Key methodological considerations for professional use of this dataset:
- Benchmark saturation: MMLU has an estimated true ceiling of ~93% due to labelling errors in the original dataset; o3 at 92.9% is functionally at that limit. HumanEval’s 164-problem set is now considered insufficient for distinguishing frontier models.
- MATH discontinuity: Models from o1 onward are evaluated on MATH-500, a curated 500-question subset; earlier models used the full 12,500-question set. This inflates the apparent improvement in mathematical reasoning for the most recent epoch.
- Evaluation protocol variance: Temperature, few-shot count, and chain-of-thought instructions differ across providers and evaluations.
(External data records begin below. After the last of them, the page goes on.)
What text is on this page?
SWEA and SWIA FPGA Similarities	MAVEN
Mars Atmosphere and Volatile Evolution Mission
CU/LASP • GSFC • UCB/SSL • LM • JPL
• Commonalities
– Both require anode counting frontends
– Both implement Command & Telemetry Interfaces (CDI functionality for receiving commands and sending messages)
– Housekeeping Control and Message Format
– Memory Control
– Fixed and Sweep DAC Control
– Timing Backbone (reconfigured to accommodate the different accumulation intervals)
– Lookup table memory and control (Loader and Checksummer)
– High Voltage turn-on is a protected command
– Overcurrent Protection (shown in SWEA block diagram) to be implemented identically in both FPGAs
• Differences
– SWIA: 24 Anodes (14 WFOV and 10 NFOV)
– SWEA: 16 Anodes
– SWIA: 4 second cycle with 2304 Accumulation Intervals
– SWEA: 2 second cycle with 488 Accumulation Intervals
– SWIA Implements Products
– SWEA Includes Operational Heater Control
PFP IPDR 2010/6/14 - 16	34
Scores are best-effort figures from technical reports and community leaderboards, not controlled comparative experiments.
- API price vs. compute efficiency: Published prices reflect competitive strategy as much as underlying compute costs. The Intelligence-per-Dollar ratio measures commercial procurement value, not algorithmic progress per training FLOP.
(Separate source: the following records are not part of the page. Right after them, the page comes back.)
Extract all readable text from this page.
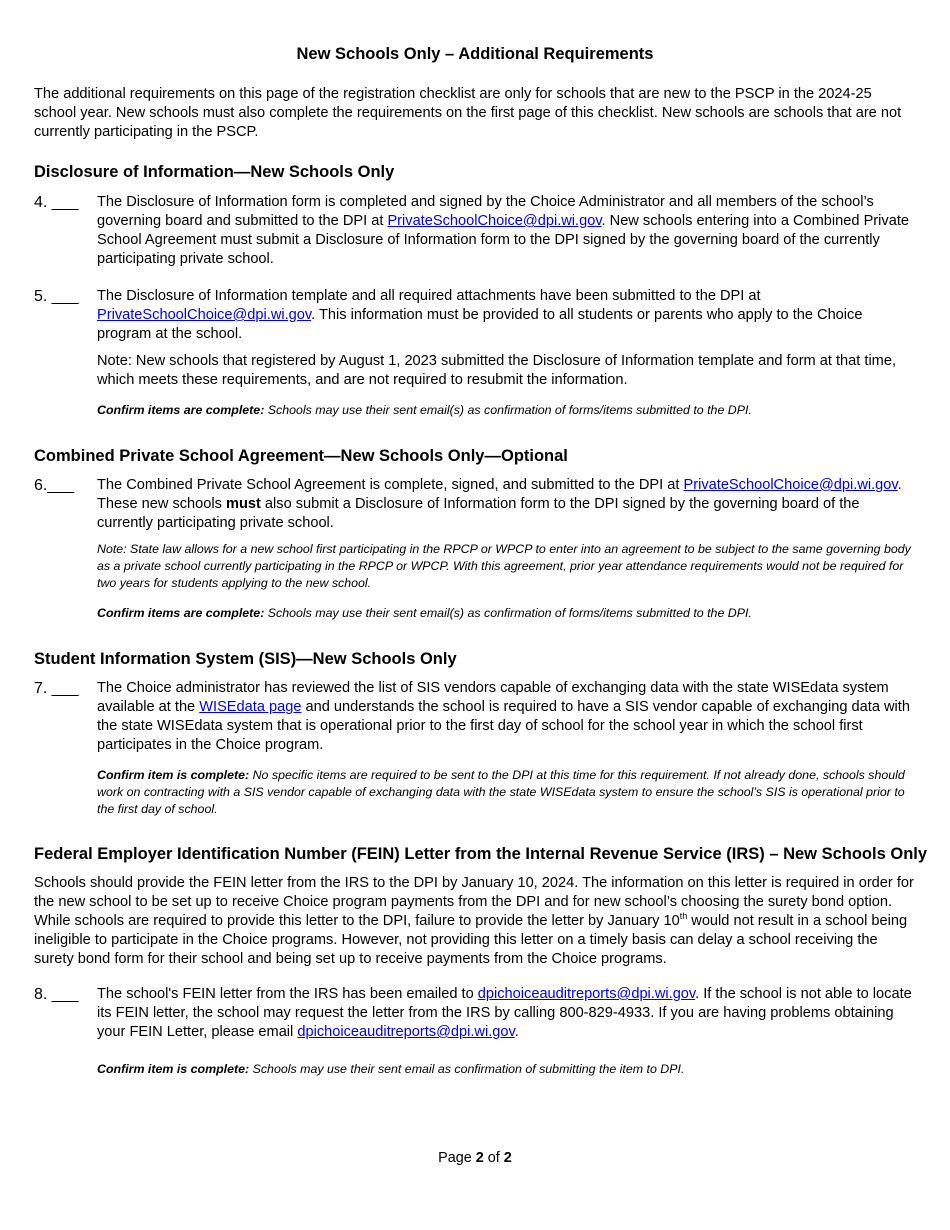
New Schools Only – Additional Requirements
The additional requirements on this page of the registration checklist are only for schools that are new to the PSCP in the 2024-25 school year. New schools must also complete the requirements on the first page of this checklist. New schools are schools that are not currently participating in the PSCP.
Disclosure of Information—New Schools Only
4. ___ The Disclosure of Information form is completed and signed by the Choice Administrator and all members of the school’s governing board and submitted to the DPI at PrivateSchoolChoice@dpi.wi.gov. New schools entering into a Combined Private School Agreement must submit a Disclosure of Information form to the DPI signed by the governing board of the currently participating private school.
5. ___ The Disclosure of Information template and all required attachments have been submitted to the DPI at PrivateSchoolChoice@dpi.wi.gov. This information must be provided to all students or parents who apply to the Choice program at the school.
Note: New schools that registered by August 1, 2023 submitted the Disclosure of Information template and form at that time, which meets these requirements, and are not required to resubmit the information.
Confirm items are complete: Schools may use their sent email(s) as confirmation of forms/items submitted to the DPI.
Combined Private School Agreement—New Schools Only—Optional
6.___ The Combined Private School Agreement is complete, signed, and submitted to the DPI at PrivateSchoolChoice@dpi.wi.gov. These new schools must also submit a Disclosure of Information form to the DPI signed by the governing board of the currently participating private school.
Note: State law allows for a new school first participating in the RPCP or WPCP to enter into an agreement to be subject to the same governing body as a private school currently participating in the RPCP or WPCP. With this agreement, prior year attendance requirements would not be required for two years for students applying to the new school.
Confirm items are complete: Schools may use their sent email(s) as confirmation of forms/items submitted to the DPI.
Student Information System (SIS)—New Schools Only
7. ___ The Choice administrator has reviewed the list of SIS vendors capable of exchanging data with the state WISEdata system available at the WISEdata page and understands the school is required to have a SIS vendor capable of exchanging data with the state WISEdata system that is operational prior to the first day of school for the school year in which the school first participates in the Choice program.
Confirm item is complete: No specific items are required to be sent to the DPI at this time for this requirement. If not already done, schools should work on contracting with a SIS vendor capable of exchanging data with the state WISEdata system to ensure the school’s SIS is operational prior to the first day of school.
Federal Employer Identification Number (FEIN) Letter from the Internal Revenue Service (IRS) – New Schools Only
Schools should provide the FEIN letter from the IRS to the DPI by January 10, 2024. The information on this letter is required in order for the new school to be set up to receive Choice program payments from the DPI and for new school’s choosing the surety bond option. While schools are required to provide this letter to the DPI, failure to provide the letter by January 10th would not result in a school being ineligible to participate in the Choice programs. However, not providing this letter on a timely basis can delay a school receiving the surety bond form for their school and being set up to receive payments from the Choice programs.
8. ___ The school's FEIN letter from the IRS has been emailed to dpichoiceauditreports@dpi.wi.gov. If the school is not able to locate its FEIN letter, the school may request the letter from the IRS by calling 800-829-4933. If you are having problems obtaining your FEIN Letter, please email dpichoiceauditreports@dpi.wi.gov.
Confirm item is complete: Schools may use their sent email as confirmation of submitting the item to DPI.
Page 2 of 2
- Equal weighting is a choice: GPQA Diamond has 198 questions; MMLU has 14,079. Equal weighting treats them identically. Teams with specific application contexts should reweight accordingly.
- Reasoning token inflation: The Intelligence-per-Dollar metric uses the published output token price on the same basis for all models. Most reasoning models (o1 onward) emit an internal chain-of-thought before the visible response; those tokens are typically billed at the same rate and can add 5–20× to the effective token count per task on demanding queries. The stated efficiency ratios for reasoning models likely overstate their cost competitiveness relative to non-reasoning predecessors on workloads that trigger extended reasoning.
- Benchmarks do not measure general capability: The CCI does not capture reliability, calibration, factual grounding, agentic performance, or fit for any particular workflow.
The 2025–2026 model cohort — Claude 3.7 Sonnet, Gemini 2.5 Pro, GPT-4.1, GPT-5, Claude Sonnet 4.6, Claude Opus 4.6 — clusters tightly between composite scores of 90 and 97. On the benchmarks tracked here, the gap between providers has largely closed. The remaining differentiation is in dimensions this dataset does not cover: GPQA Diamond scientific reasoning (Claude Opus 4.6 at 91.3%), coding agent tasks (SWE-bench Verified), and structured tool use. For enterprise qualification decisions, those are now the benchmarks that matter.